Les missions du poste

Établissement : Université Paris-Saclay GS Santé et médicaments École doctorale : Innovation thérapeutique : du fondamental à l'appliqué Laboratoire de recherche : Physiopathogenèse et traitement des maladies du foie Direction de la thèse : Arielle ROSENBERG Début de la thèse : 2026-10-01 Date limite de candidature : 2026-04-22T23:59:59 Le virus de l'hépatite C (VHC) est un virus oncogène infectant principalement les hépatocytes humains - des cellules épithéliales polarisées, quiescentes et hautement différenciées. Comme l'alcoolisme à laquelle elle est souvent associée, l'infection par le VHC est responsable d'hépatopathies chroniques dont le spectre s'étend de la stéatose à la fibrose hépatique, et finalement au carcinome hépatocellulaire (CHC). Le traitement de l'hépatite C a été révolutionné par l'avènement des antiviraux à action directe (AAD), qui permettent d'éradiquer le virus de l'organisme. Toutefois, malgré cette « guérison virologique », il subsiste un risque accru de CHC chez une fraction des patients anciennement infectés par le VHC.

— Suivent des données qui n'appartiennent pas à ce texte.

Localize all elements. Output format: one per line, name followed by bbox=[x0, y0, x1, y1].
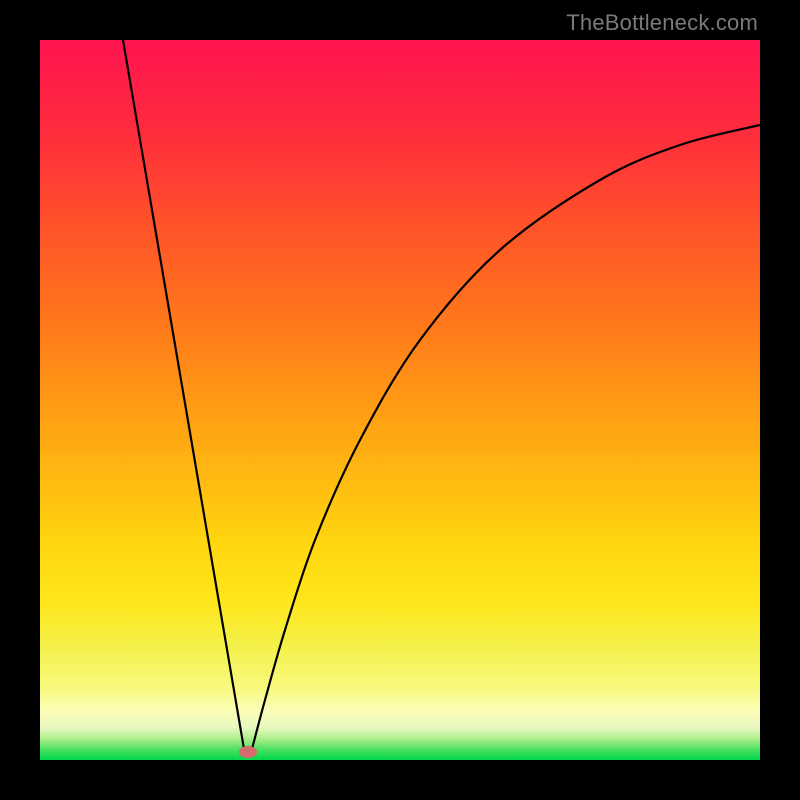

Différents mécanismes sont invoqués pour expliquer ce risque persistant d'oncogenèse alors même que l'agent causal initial - le virus - a été éliminé, incluant des modifications épigénétiques des hépatocytes régulant positivement la transition épithélio-mésenchymateuse (TEM). Dans ce processus emblématique de la plasticité hépatocellulaire, les hépatocytes perdent leur polarité, leurs caractéristiques morphologiques et leur différenciation, pour acquérir de nouvelles propriétés favorables au développement tumoral. Des données préliminaires obtenues au laboratoire montrent que des cellules de la lignée hépatocytaire humaine Huh-7 exprimant stablement un réplicon génomique du VHC présentent une TEM, dont certaines manifestations persistent lors de la suppression de l'expression virale. Le projet proposé vise à identifier les changements de plasticité hépatocellulaire induits par une authentique infection par le VHC qui persistent après éradication du virus grâce aux AAD, élucider les voies de signalisations clés de ces perturbations, et ainsi désigner de nouvelles cibles thérapeutiques.

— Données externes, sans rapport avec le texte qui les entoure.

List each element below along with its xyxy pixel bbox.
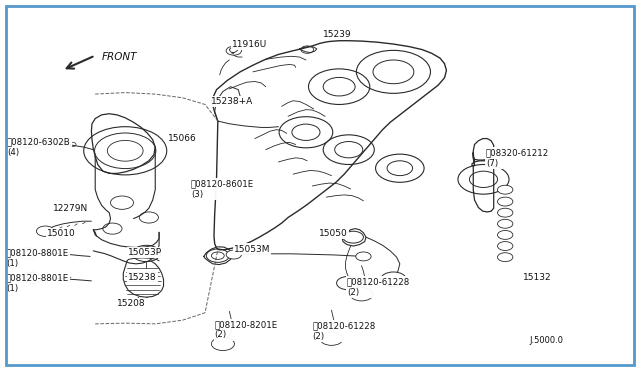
Text: J.5000.0: J.5000.0 <box>529 336 563 346</box>
Circle shape <box>18 137 37 148</box>
Text: Ⓑ08120-61228
(2): Ⓑ08120-61228 (2) <box>347 277 410 296</box>
Text: 11916U: 11916U <box>232 40 267 49</box>
Circle shape <box>350 288 373 301</box>
Text: Ⓑ08120-8801E
(1): Ⓑ08120-8801E (1) <box>6 248 69 268</box>
Circle shape <box>337 276 360 290</box>
Circle shape <box>497 231 513 239</box>
Circle shape <box>497 241 513 250</box>
Text: 15132: 15132 <box>523 273 552 282</box>
Circle shape <box>497 185 513 194</box>
Text: 15238: 15238 <box>129 273 157 282</box>
Text: Ⓑ08120-8801E
(1): Ⓑ08120-8801E (1) <box>6 273 69 293</box>
Text: 15208: 15208 <box>117 299 145 308</box>
Text: 15053M: 15053M <box>234 244 270 253</box>
Text: FRONT: FRONT <box>102 52 137 62</box>
Text: Ⓢ08320-61212
(7): Ⓢ08320-61212 (7) <box>486 148 549 168</box>
Circle shape <box>320 332 343 345</box>
Text: 12279N: 12279N <box>53 205 88 214</box>
Circle shape <box>23 272 42 283</box>
Circle shape <box>36 226 54 236</box>
Circle shape <box>211 337 234 350</box>
Circle shape <box>381 272 406 287</box>
Text: 15066: 15066 <box>168 134 196 143</box>
Text: Ⓑ08120-6302B
(4): Ⓑ08120-6302B (4) <box>7 137 71 157</box>
Circle shape <box>497 219 513 228</box>
Text: 15239: 15239 <box>323 30 352 39</box>
Text: Ⓑ08120-8201E
(2): Ⓑ08120-8201E (2) <box>214 320 278 340</box>
Text: 15053P: 15053P <box>129 248 163 257</box>
Circle shape <box>497 208 513 217</box>
Text: 15238+A: 15238+A <box>211 97 253 106</box>
Text: 15050: 15050 <box>319 229 348 238</box>
Circle shape <box>356 252 371 261</box>
Text: 15010: 15010 <box>47 229 76 238</box>
Text: Ⓑ08120-8601E
(3): Ⓑ08120-8601E (3) <box>191 179 254 199</box>
Circle shape <box>497 253 513 262</box>
Circle shape <box>18 248 37 259</box>
Circle shape <box>497 197 513 206</box>
Text: Ⓑ08120-61228
(2): Ⓑ08120-61228 (2) <box>312 321 376 341</box>
Circle shape <box>226 250 241 259</box>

Pour répondre à ces objectifs, nous avons déjà mis en place au laboratoire un modèle de cellules d'une sous-lignée Huh-7 fortement permissive au VHC rendues quiescentes et partiellement différenciées, qu'il est possible d'infecter de novo, de traiter par des AAD jusqu'à l'obtention d'une guérison virologique, et de suivre sur des cinétiques à long terme. Par une combinaison d'approches de biochimie, biologie moléculaire et imagerie cellulaire, nous étudierons les répercussions de l'infection puis de l'éradication virale sur la morphogenèse et la polarité distinctive des hépatocytes, l'induction d'une TEM et son évolution, la différenciation et les fonctions hépatiques, la stéatogenèse (remaniements des gouttelettes lipidiques) et la fibrogenèse (remodelage de la matrice extracellulaire). Les voies de signalisations mises en jeu seront disséquées grâce à l'extinction de l'expression de leurs régulateurs par interférence par ARN et à leur inhibition pharmacologique le cas échéant. Un accent particulier sera porté sur l'isoforme d des phosphoinositide-3-kinases de classe I, dont notre équipe a révélé le rôle de censeur dans la plasticité des hépatocytes. Les résultats les plus significatifs seront confirmés dans un modèle d'une pertinence inégalée que nous avons développé en hépatocytes humains primaires, où l'impact de l'infection par le VHC, guérie ou non, sur la plasticité hépatocellulaire pourra être comparé à celui de l'exposition prolongée à l'alcool ou de la combinaison de ces deux causes majeures d'hépatopathies. Enfin, les données obtenues dans nos modèles cellulaires seront confrontées à l'analyse du tissu péritumoral de pièces d'hépatectomie de malades opérés pour un CHC survenu après guérison virologique de leur hépatite C. Sur ce matériel comme dans les cultures, un score de TEM sera calculé à partir des données transcriptomiques.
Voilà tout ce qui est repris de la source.